22 April 2021

Earth Day 2021: what has been done to protect the environment in the EU?

Today is the Earth Day!

To celebrate this day we want to highlight the European Union's constant effort to protect the environment and what goals the EU has achieved.

The European’s environment and climate policies aim to protect the environment and minimise risks to climate, human health and biodiversity. This is achieved through broader economic and social initiatives and with specific policies for the environment and climate change. The European Green Deal and the 7th Environmental Action Programme are two notable cases:

  • the Green Deal aims to make Europe the world’s first climate-neutral continent with a transformative agenda across the economy;

  • the 7th Environmental Action Programme ‘Living well, within the limits of our planet’ draws on a number of strategic initiatives, including the resource efficiency roadmap, the biodiversity strategy and the low carbon economy roadmap.
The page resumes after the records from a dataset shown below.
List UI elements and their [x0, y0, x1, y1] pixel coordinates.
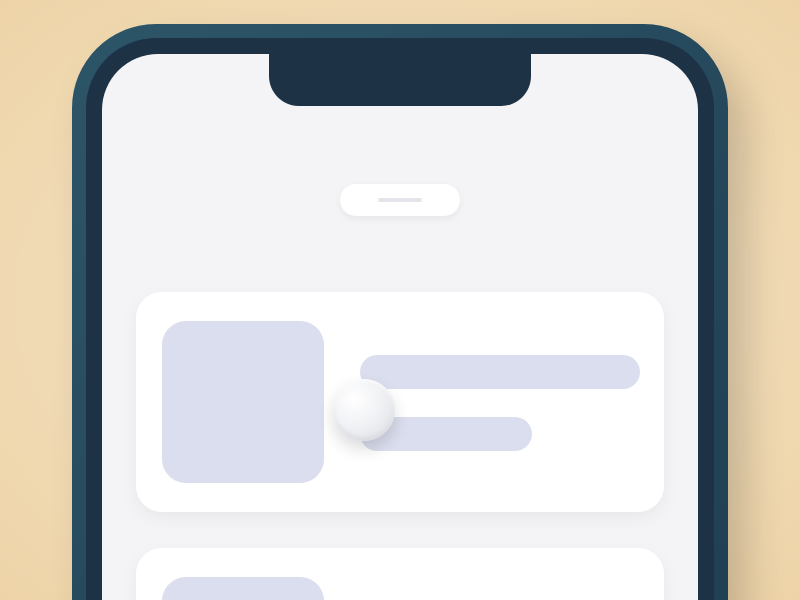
- pull-handle-pill[interactable]: [340, 184, 460, 216]
- list-item[interactable]: [136, 548, 664, 600]
- phone-frame-inner: [86, 38, 714, 600]
- phone-frame-outer: [72, 24, 728, 600]
- list-item[interactable]: [136, 292, 664, 512]
- text-placeholder-group: [360, 577, 638, 600]
- thumbnail-placeholder: [162, 321, 324, 483]
- pull-handle-line: [378, 198, 422, 202]
- touch-cursor-icon: [333, 379, 395, 441]
- text-placeholder-group: [360, 321, 638, 483]
- phone-notch: [269, 54, 531, 106]
- phone-screen: [102, 54, 698, 600]
- text-line-placeholder: [360, 355, 640, 389]
- thumbnail-placeholder: [162, 577, 324, 600]
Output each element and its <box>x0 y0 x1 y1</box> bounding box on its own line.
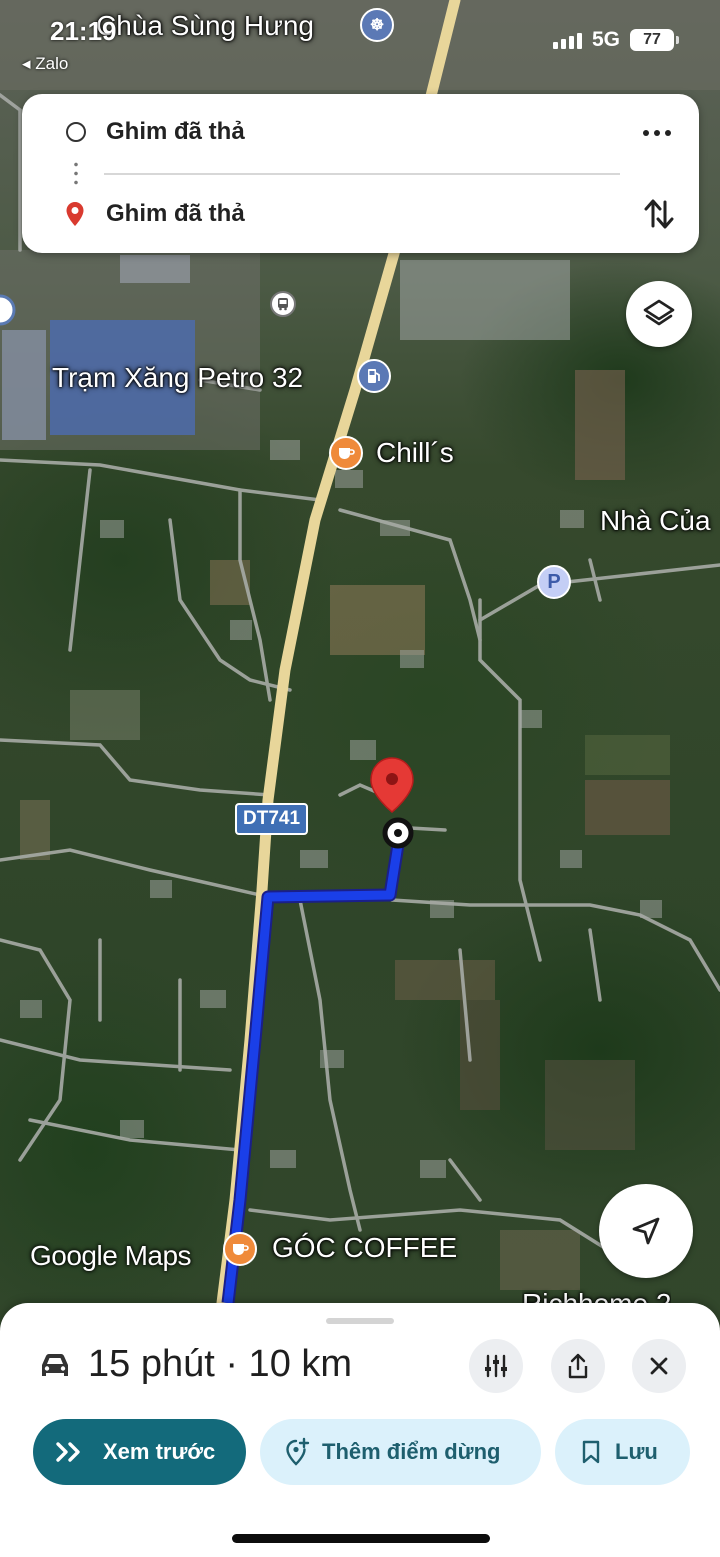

Every environmental policy in the EU is structured around the UN 2030 agenda for sustainable development and the Sustainable Development Goals, which provides an opportunity for the EU’s own strategic orientation to build a sustainable future.

A fundamental tool for the protection of the environment is Eurostat, that provides environmental statistics, accounts and indicators supporting the development, implementation, monitoring and evaluation of the European Union’s environmental policies, strategies and initiatives. Eurostat statistical products inform about the state of the environment and the drivers, pressures and measures to avoid or mitigate impacts of our societies on the environment.

Let’s take a look at some results reported in the Energy, transport and environment statistics 2020 edition.

Regarding the emissions of greenhouse gases and air pollutants:

  • greenhouse gas emissions in the EU down by 21 % between 1990 and 2018;

  • the largest fall in greenhouse gas intensity in relative terms was observed in manufacturing (29.4 %);

  • the biggest reduction in absolute terms was observed for the supply of electricity, gas, steam and air conditioning;

  • with 25.9 %, private households were the biggest contributor to total emissions of ozone precursors in 2017.

Regarding the circular economy and generation of waste: 

  • in 2017, the EU's circularity rate was 11.2%, slightly down compared to the previous year;

  • all EU Member States met in 2017 the plastic packaging recycling target of 22.5%, and EU-wide recycling rate is at 41.7%;

  • 492 kg of municipal waste per capita generated in the EU in 2018, of which 47.4 % were recycled;

Regarding primary energy production:

  • 14 of the 27 EU Member States recorded an expansion in their level of primary energy production in the period 2008 to 2018;

  • the renewable energy sources take the first position, with more than one third (34.2 %) of the EU’s total production;

  • in 2018, renewable energy accounted for 21.1 % of total energy use for heating and cooling in the EU;

  • in 2018 wind power was the single largest source for renewable electricity generation in the EU;

There have been several improvements in many areas. These changes are naturally slow but steady. This is not enough and more needs to be done. National disparities in terms of greenhouse emissions, circular economy, waste production and renewable energy production still remain wide.

The change in the political sentiment and in the public opinion on environmental issues, thanks also to the awareness of the new generations, has certainly helped and can still do a lot. For this reason, the sustainability education path cannot and must not be interrupted. Environmental education in schools plays a key role in promoting a healthy lifestyle that cares about climate change and environmental topics, so as to be able to train conscious and responsible future citizens who can push European and national institutions to implement the right policies with much more strength.